Pendant ce temps, Alibaba se dirige toujours vers une introduction en bourse de sa branche logistique, Cainiao. Une personne proche de l’équipe de direction a déclaré que l’entreprise faisait toujours pression pour la cotation parce qu’elle était « pessimiste quant à la demande future dans le commerce électronique », et qu’il était donc préférable de « coter le plus tôt possible ».

Alibaba a déclaré au FT qu’il restait confiant dans son activité. « Nous avons dévoilé le projet d’introduction en bourse de Cainiao avec un calendrier clair, et nous avançons sur ce front », indique le communiqué.

L’avenir de la filiale fintech Ant, dans laquelle Alibaba conserve une participation d’environ 33 %, reste également incertain, trois ans après que les autorités ont interrompu son introduction en bourse de 34 milliards de dollars dans le cadre d’une répression contre les grandes technologies. Ant attend toujours l’approbation des autorités réglementaires pour obtenir une licence de holding financière, une étape cruciale pour poursuivre une introduction en bourse plus modeste à Hong Kong ou en Chine, selon des sources proches de la direction.

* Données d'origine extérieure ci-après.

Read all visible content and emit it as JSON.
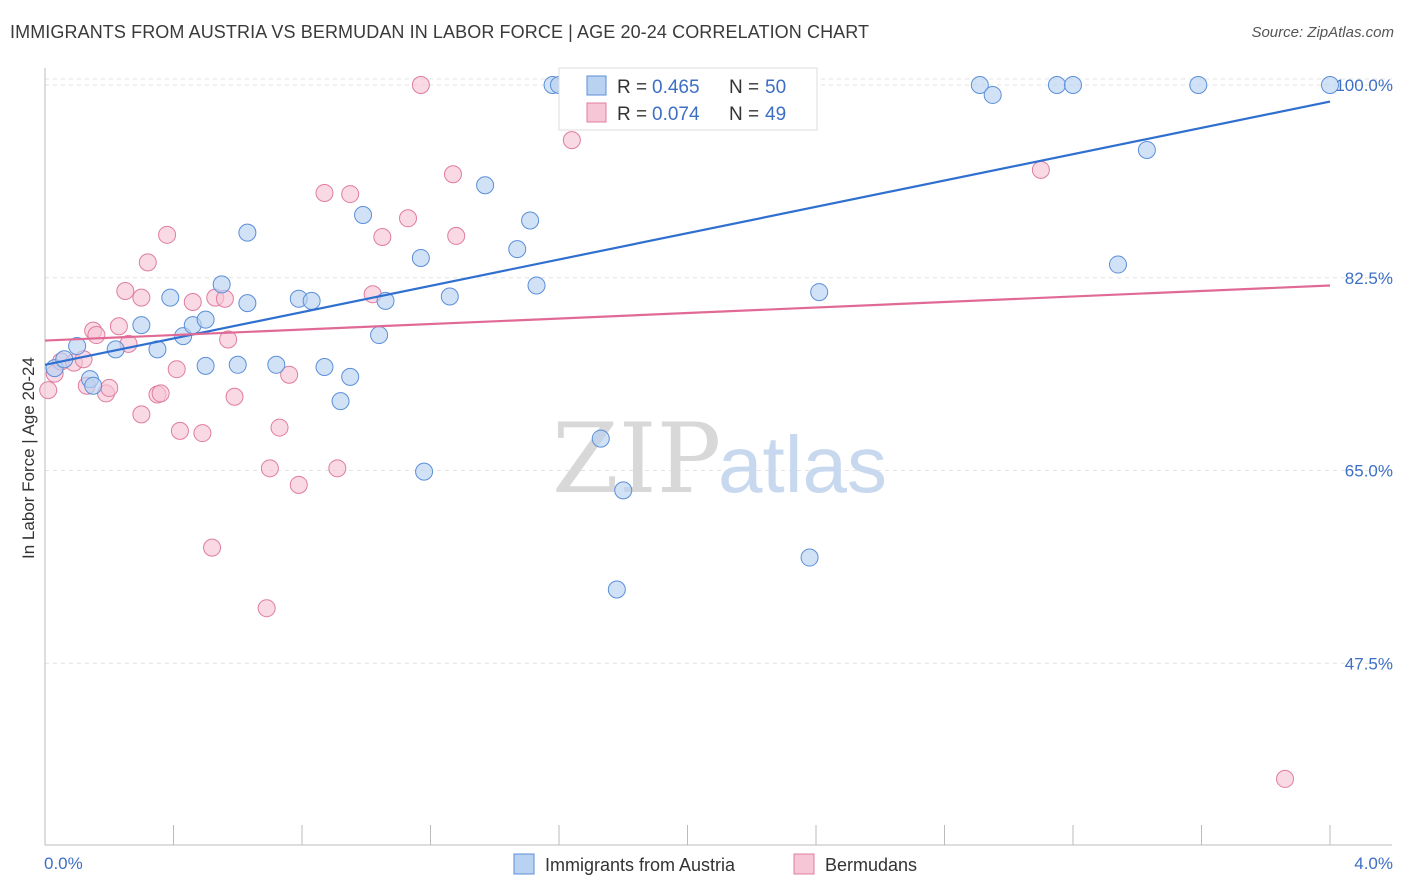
{
  "title": "IMMIGRANTS FROM AUSTRIA VS BERMUDAN IN LABOR FORCE | AGE 20-24 CORRELATION CHART",
  "source": "Source: ZipAtlas.com",
  "colors": {
    "blue": "#5b8fd9",
    "blue_fill": "#b9d2f2",
    "pink": "#e07ca0",
    "pink_fill": "#f6c5d6",
    "blue_line": "#2f6fd0",
    "pink_line": "#e06a95",
    "tick_text": "#3d6fc4"
  },
  "legend": {
    "rows": [
      {
        "r_label": "R = ",
        "r_value": "0.465",
        "n_label": "N = ",
        "n_value": "50"
      },
      {
        "r_label": "R = ",
        "r_value": "0.074",
        "n_label": "N = ",
        "n_value": "49"
      }
    ]
  },
  "bottom_legend": [
    "Immigrants from Austria",
    "Bermudans"
  ],
  "watermark": {
    "zip": "ZIP",
    "atlas": "atlas"
  },
  "chart_data": {
    "type": "scatter",
    "title": "IMMIGRANTS FROM AUSTRIA VS BERMUDAN IN LABOR FORCE | AGE 20-24 CORRELATION CHART",
    "xlabel": "",
    "ylabel": "In Labor Force | Age 20-24",
    "xlim": [
      0.0,
      4.0
    ],
    "ylim": [
      31.0,
      102.0
    ],
    "x_tick_labels": [
      "0.0%",
      "4.0%"
    ],
    "y_ticks": [
      47.5,
      65.0,
      82.5,
      100.0
    ],
    "y_tick_labels": [
      "47.5%",
      "65.0%",
      "82.5%",
      "100.0%"
    ],
    "grid": true,
    "series": [
      {
        "name": "Immigrants from Austria",
        "trend": [
          [
            0.0,
            74.6
          ],
          [
            4.0,
            98.5
          ]
        ],
        "points": [
          [
            0.03,
            74.3
          ],
          [
            0.06,
            75.1
          ],
          [
            0.1,
            76.3
          ],
          [
            0.14,
            73.3
          ],
          [
            0.15,
            72.7
          ],
          [
            0.22,
            76.0
          ],
          [
            0.3,
            78.2
          ],
          [
            0.35,
            76.0
          ],
          [
            0.39,
            80.7
          ],
          [
            0.43,
            77.2
          ],
          [
            0.46,
            78.2
          ],
          [
            0.5,
            78.7
          ],
          [
            0.5,
            74.5
          ],
          [
            0.55,
            81.9
          ],
          [
            0.6,
            74.6
          ],
          [
            0.63,
            86.6
          ],
          [
            0.63,
            80.2
          ],
          [
            0.72,
            74.6
          ],
          [
            0.79,
            80.6
          ],
          [
            0.83,
            80.4
          ],
          [
            0.87,
            74.4
          ],
          [
            0.92,
            71.3
          ],
          [
            0.95,
            73.5
          ],
          [
            0.99,
            88.2
          ],
          [
            1.04,
            77.3
          ],
          [
            1.06,
            80.4
          ],
          [
            1.17,
            84.3
          ],
          [
            1.18,
            64.9
          ],
          [
            1.26,
            80.8
          ],
          [
            1.37,
            90.9
          ],
          [
            1.47,
            85.1
          ],
          [
            1.51,
            87.7
          ],
          [
            1.53,
            81.8
          ],
          [
            1.58,
            100.0
          ],
          [
            1.6,
            100.0
          ],
          [
            1.63,
            100.0
          ],
          [
            1.73,
            67.9
          ],
          [
            1.78,
            54.2
          ],
          [
            1.8,
            63.2
          ],
          [
            2.18,
            100.0
          ],
          [
            2.38,
            57.1
          ],
          [
            2.41,
            81.2
          ],
          [
            2.91,
            100.0
          ],
          [
            2.95,
            99.1
          ],
          [
            3.15,
            100.0
          ],
          [
            3.2,
            100.0
          ],
          [
            3.34,
            83.7
          ],
          [
            3.43,
            94.1
          ],
          [
            3.59,
            100.0
          ],
          [
            4.0,
            100.0
          ]
        ]
      },
      {
        "name": "Bermudans",
        "trend": [
          [
            0.0,
            76.8
          ],
          [
            4.0,
            81.8
          ]
        ],
        "points": [
          [
            0.01,
            72.3
          ],
          [
            0.03,
            73.8
          ],
          [
            0.05,
            74.9
          ],
          [
            0.09,
            74.8
          ],
          [
            0.12,
            75.1
          ],
          [
            0.13,
            72.7
          ],
          [
            0.15,
            77.7
          ],
          [
            0.16,
            77.3
          ],
          [
            0.19,
            72.0
          ],
          [
            0.2,
            72.5
          ],
          [
            0.23,
            78.1
          ],
          [
            0.25,
            81.3
          ],
          [
            0.26,
            76.5
          ],
          [
            0.3,
            70.1
          ],
          [
            0.3,
            80.7
          ],
          [
            0.32,
            83.9
          ],
          [
            0.35,
            71.9
          ],
          [
            0.36,
            72.0
          ],
          [
            0.38,
            86.4
          ],
          [
            0.41,
            74.2
          ],
          [
            0.42,
            68.6
          ],
          [
            0.46,
            80.3
          ],
          [
            0.49,
            68.4
          ],
          [
            0.52,
            58.0
          ],
          [
            0.53,
            80.7
          ],
          [
            0.56,
            80.6
          ],
          [
            0.57,
            76.9
          ],
          [
            0.59,
            71.7
          ],
          [
            0.69,
            52.5
          ],
          [
            0.7,
            65.2
          ],
          [
            0.73,
            68.9
          ],
          [
            0.76,
            73.7
          ],
          [
            0.79,
            63.7
          ],
          [
            0.87,
            90.2
          ],
          [
            0.91,
            65.2
          ],
          [
            0.95,
            90.1
          ],
          [
            1.02,
            81.0
          ],
          [
            1.05,
            86.2
          ],
          [
            1.13,
            87.9
          ],
          [
            1.17,
            100.0
          ],
          [
            1.27,
            91.9
          ],
          [
            1.28,
            86.3
          ],
          [
            1.63,
            100.0
          ],
          [
            1.64,
            95.0
          ],
          [
            1.78,
            100.0
          ],
          [
            1.94,
            100.0
          ],
          [
            2.23,
            100.0
          ],
          [
            3.1,
            92.3
          ],
          [
            3.86,
            37.0
          ]
        ]
      }
    ]
  }
}
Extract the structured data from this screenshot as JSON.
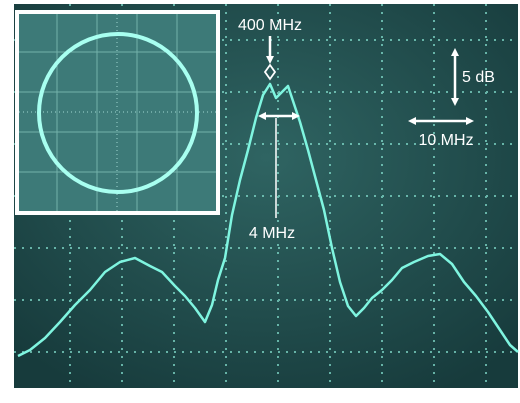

Les experts affirment que le chaos de la restructuration a également empêché Alibaba de s’attaquer à son « problème central » dans son activité de commerce électronique national la plus rentable et la plus génératrice de liquidités.

C’est « perdre des parts au profit [ByteDance-owned] Douyin et également PDD dans son activité principale », a déclaré Duncan Clark, fondateur et président du cabinet de conseil BDA basé à Pékin. « Alibaba a perdu son auréole d’acteur dominant, avec la meilleure connaissance du marché, des commerçants et des consommateurs », a-t-il déclaré.

PDD, qui possède Pinduoduo et le détaillant en ligne à prix avantageux Temu, et Douyin de ByteDance, la version chinoise de TikTok, ont connu une croissance explosive cette année, alimentée par leur implantation sur le territoire d’Alibaba. PDD a presque doublé son chiffre d’affaires pour atteindre 9,4 milliards de dollars au troisième trimestre par rapport à la même période en 2022. Le FT a rapporté que ByteDance, qui n’est pas coté en bourse, a réalisé un chiffre d’affaires de 29 milliards de dollars au deuxième trimestre, soit une hausse d’environ 40 % par rapport à l’année précédente.

Alibaba, qui possède un portefeuille de sociétés de commerce électronique à l’étranger, a observé une autre société chinoise, Shein, et Temu, de PDD, se développer rapidement aux États-Unis et en Europe grâce à leurs plateformes de commerce électronique très populaires, expédiant des produits directement des usines chinoises aux consommateurs occidentaux. un prix cassé.

« Il n’y a aucune bonne raison pour qu’Alibaba, avec son réseau de commerçants en Chine, n’ait pas pu créer la même activité », a déclaré un investisseur technologique chinois.

Relancer la fortune d’Alibaba nécessitera « quelque chose de radical », a déclaré Clark. « Alibaba doit revenir à l’essentiel. Ils doivent retrouver leur esprit d’innovation, se concentrer sur l’arrêt de la pourriture et souligner qu’il s’agit d’un effort de l’ensemble de l’entreprise », a-t-il déclaré.